Bad Religion was probably one of my top 3 favorite bands while growing up as an angsty teenager. As I’ve gotten older, I’ve lost some of my punk rock sensibilities and the desire to keep up with the bands that I used to love so much.

But I have so many pleasant and vivid memories of listening to various albums on full blast in my room or car, while driving around during the sweltering Southern California summers. I remember wearing my cross buster t-shirt and feeling so smug when a fellow student (who went to one of these crazy mega churches) in a high school class asked “why on Earth would you wear something like that?” I remember keeping a dictionary nearby to look up every third word of a song because their wordy lyrics were so ridiculously complex.

And although some of their albums came out half a decade or more before I started listening to them, “Suffer”, “No Control”, “Against the Grain”, and “Generator” were critical components in the sound track of my teenage life.

I think one of the reasons I liked them so much was because their lyrics were a bit more highbrow than the average punk band of the day. It was less “fuck yeah anarchy, smash shit up” and more thought provoking stuff that pondered our existence and place in the universe — for example, these lyrics from “No Control”:

There’s no vestige of beginning, no prospect of an end
When we all disintegrate it will all happen again, yeah
If you came to conquer, you’ll be king for a day
But you too will deteriorate and quickly fade away

Hopeless? Sure! But also a thought provoking message about how the universe and existence is about so much more than just us and what we do? Sure! Excuse me while I go listen to this song real quick.

Anyway, it’s been awhile since I’ve given them a serious listen, so, imagine my surprise when I see a friend add “Do What You Want”, a biography about Bad Religion, to their reading list. A book?! About Bad Religion?!
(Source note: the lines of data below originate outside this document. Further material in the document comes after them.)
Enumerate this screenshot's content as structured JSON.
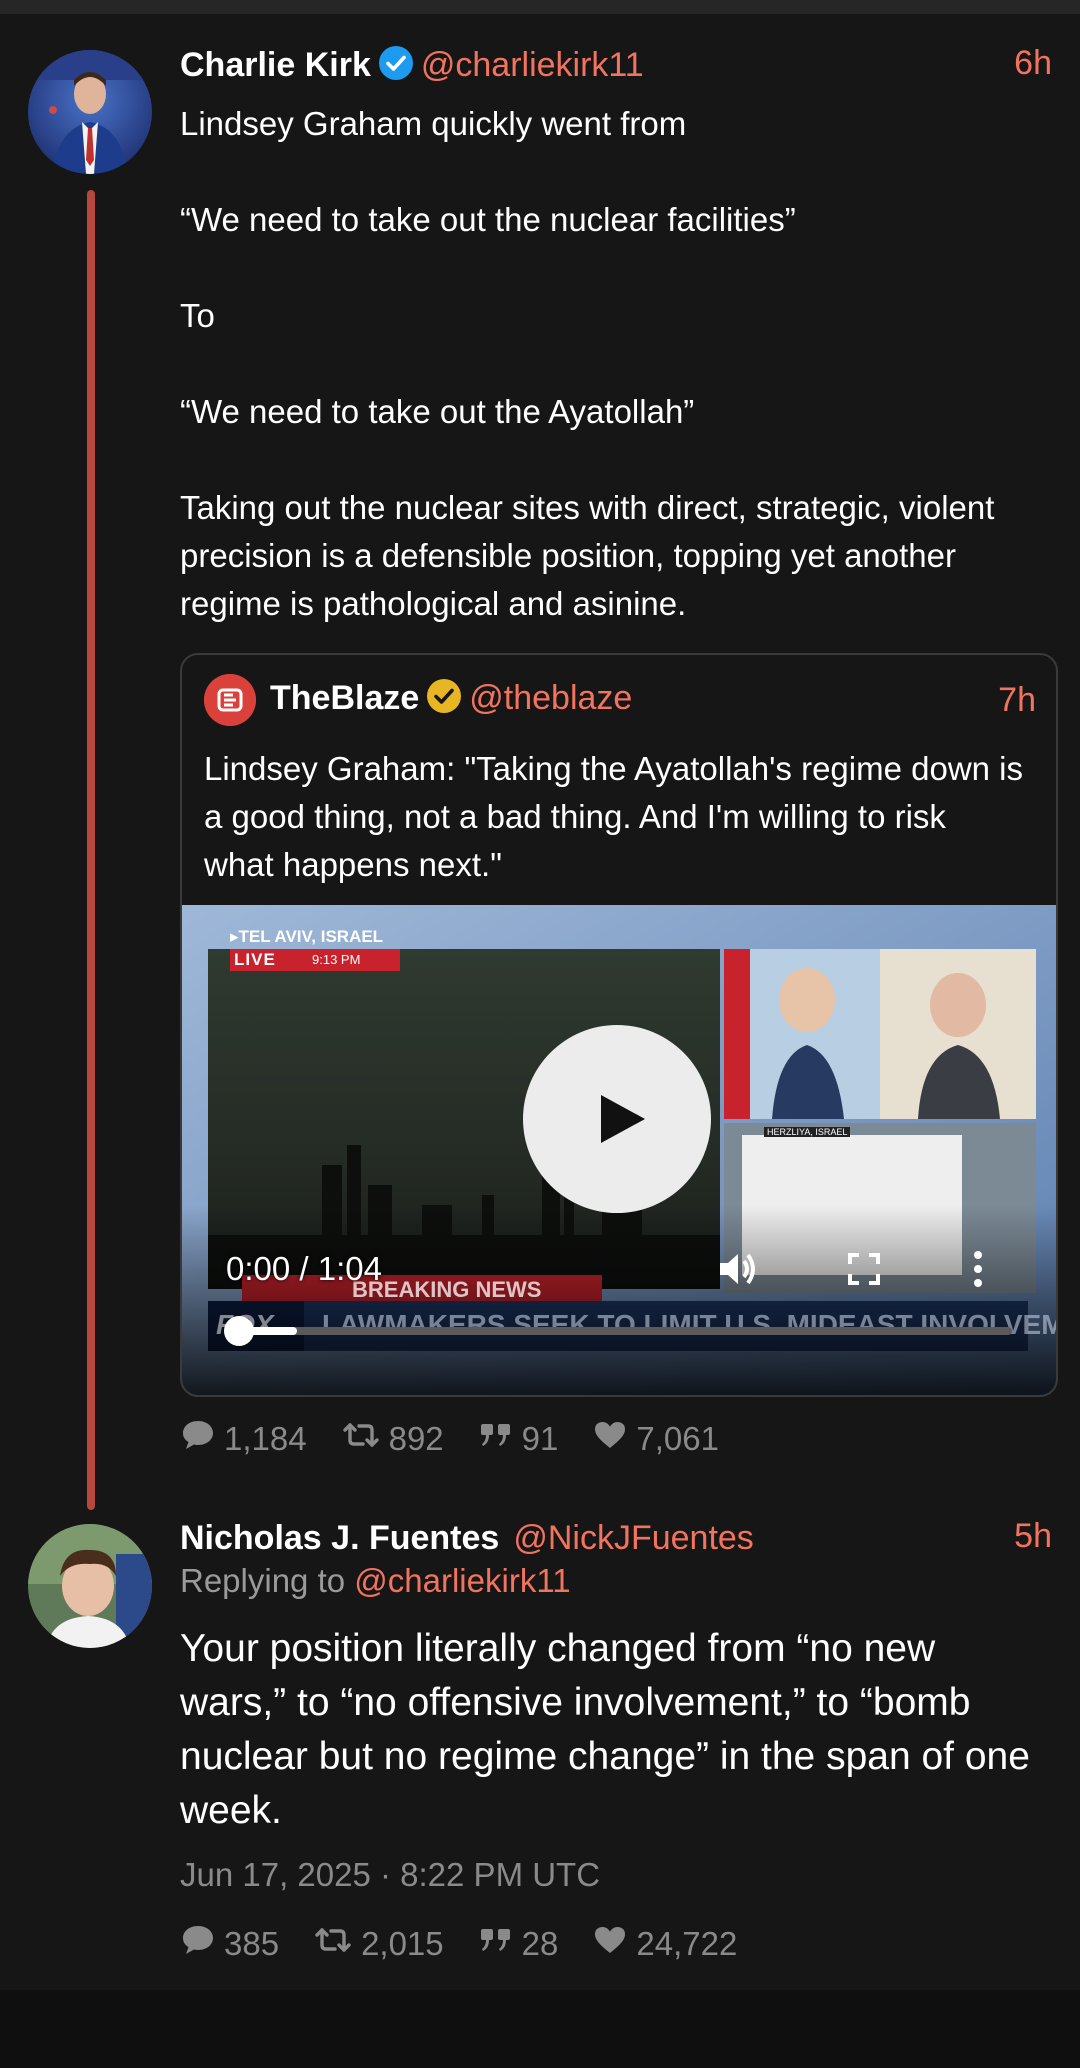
{
  "tweets": [
    {
      "fullname": "Charlie Kirk",
      "handle": "@charliekirk11",
      "time": "6h",
      "text": "Lindsey Graham quickly went from\n\n“We need to take out the nuclear facilities”\n\nTo\n\n“We need to take out the Ayatollah”\n\nTaking out the nuclear sites with direct, strategic, violent precision is a defensible position, topping yet another regime is pathological and asinine.",
      "quote": {
        "fullname": "TheBlaze",
        "handle": "@theblaze",
        "time": "7h",
        "text": "Lindsey Graham: \"Taking the Ayatollah's regime down is a good thing, not a bad thing. And I'm willing to risk what happens next.\"",
        "video": {
          "location": "▸TEL AVIV, ISRAEL",
          "live": "LIVE",
          "live_time": "9:13 PM",
          "breaking": "BREAKING NEWS",
          "network": "FOX",
          "headline": "LAWMAKERS SEEK TO LIMIT U.S. MIDEAST INVOLVEMENT",
          "inset_label": "HERZLIYA, ISRAEL",
          "time_display": "0:00 / 1:04",
          "progress": 0.09
        }
      },
      "stats": {
        "comments": "1,184",
        "retweets": "892",
        "quotes": "91",
        "likes": "7,061"
      }
    },
    {
      "fullname": "Nicholas J. Fuentes",
      "handle": "@NickJFuentes",
      "time": "5h",
      "replying_prefix": "Replying to",
      "replying_handle": "@charliekirk11",
      "text": "Your position literally changed from “no new wars,” to “no offensive involvement,” to “bomb nuclear but no regime change” in the span of one week.",
      "date": "Jun 17, 2025 · 8:22 PM UTC",
      "stats": {
        "comments": "385",
        "retweets": "2,015",
        "quotes": "28",
        "likes": "24,722"
      }
    }
  ],
  "colors": {
    "background": "#161616",
    "accent": "#f2735e",
    "thread_line": "#b8473e",
    "muted": "#8a8a8a",
    "verified_blue": "#1d9bf0",
    "verified_gold": "#e8b623"
  },
  "icons": [
    "verified-badge-icon",
    "comment-icon",
    "retweet-icon",
    "quote-icon",
    "heart-icon",
    "play-icon",
    "volume-icon",
    "fullscreen-icon",
    "more-vertical-icon"
  ]
}
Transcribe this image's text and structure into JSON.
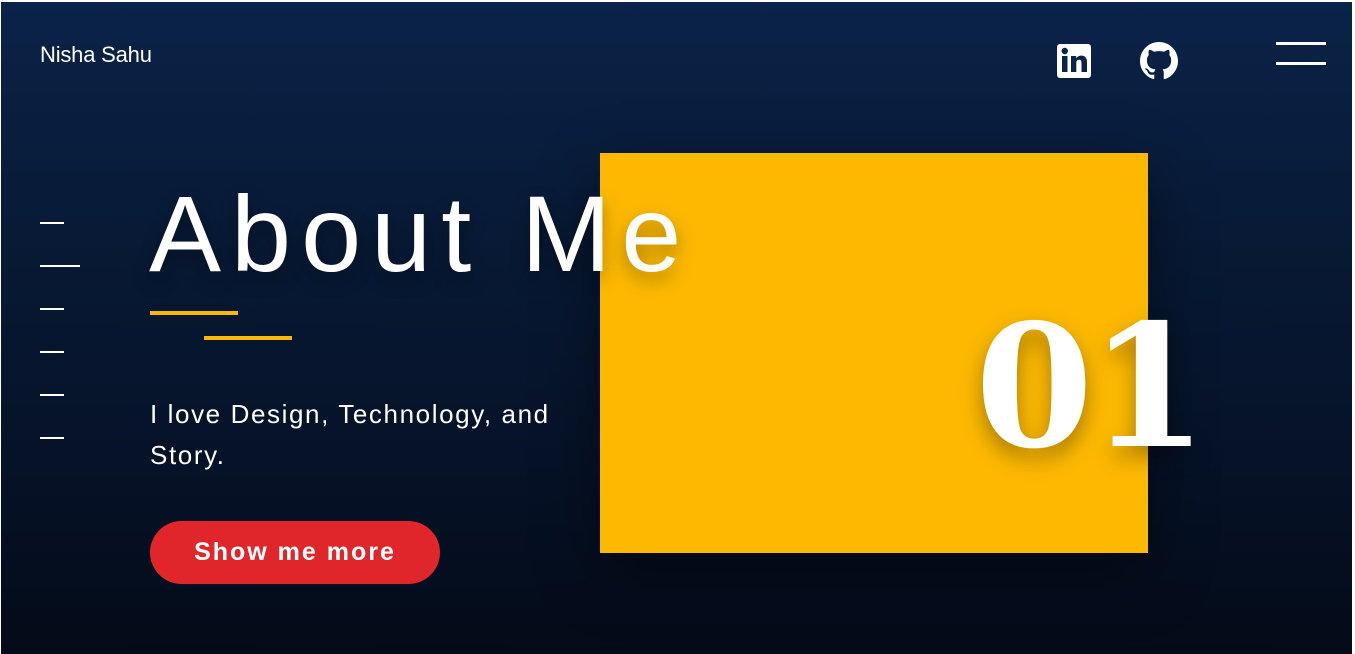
{
  "header": {
    "brand": "Nisha Sahu",
    "social": [
      {
        "icon": "linkedin-icon"
      },
      {
        "icon": "github-icon"
      }
    ],
    "menu_icon": "hamburger-menu-icon"
  },
  "side_nav": {
    "items": 6,
    "active_index": 1
  },
  "hero": {
    "title": "About Me",
    "tagline": "I love Design, Technology, and Story.",
    "cta_label": "Show me more",
    "section_number": "01"
  },
  "colors": {
    "background_top": "#0a2348",
    "background_bottom": "#040b18",
    "accent_yellow": "#fdb900",
    "cta_red": "#e0262a",
    "text": "#ffffff"
  }
}
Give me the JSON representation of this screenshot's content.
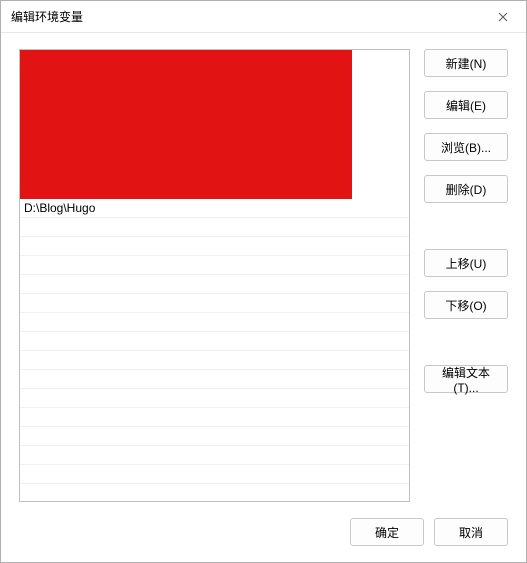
{
  "titlebar": {
    "title": "编辑环境变量"
  },
  "list": {
    "visible_item": "D:\\Blog\\Hugo"
  },
  "buttons": {
    "new": "新建(N)",
    "edit": "编辑(E)",
    "browse": "浏览(B)...",
    "delete": "删除(D)",
    "move_up": "上移(U)",
    "move_down": "下移(O)",
    "edit_text": "编辑文本(T)...",
    "ok": "确定",
    "cancel": "取消"
  }
}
The book spans 40 years of the band’s history, from their first practice sessions inside a hot garage in the valley, to their most recent album (Age of Unreason). (Have they really been at it for forty years and have something like 17 albums!? It’s really unbelievable to me that these guys are pushing 60 and still at it and enjoying it.)

Despite being fairly emotionless and dry (imagine reading about a history of a band in a newspaper article), this book was a really easy read. There’s nothing scandalous or exceptionally profound within, but it does share interesting anecdotes from tours and recording sessions of every album they’ve put out. And hey, I definitely learned some interesting things about the band!

I also found myself flipping back and forth between this book and then loading up Spotify in order to listen to various songs and albums that were mentioned. I forgot how good some of these early albums are. And I’ve really missed out on some of the more recent stuff. There are some good tunes there.

All in all, the book provided a nice sense of nostalgia and even helped me rediscover some more recent tunes from one of my all-time favorites.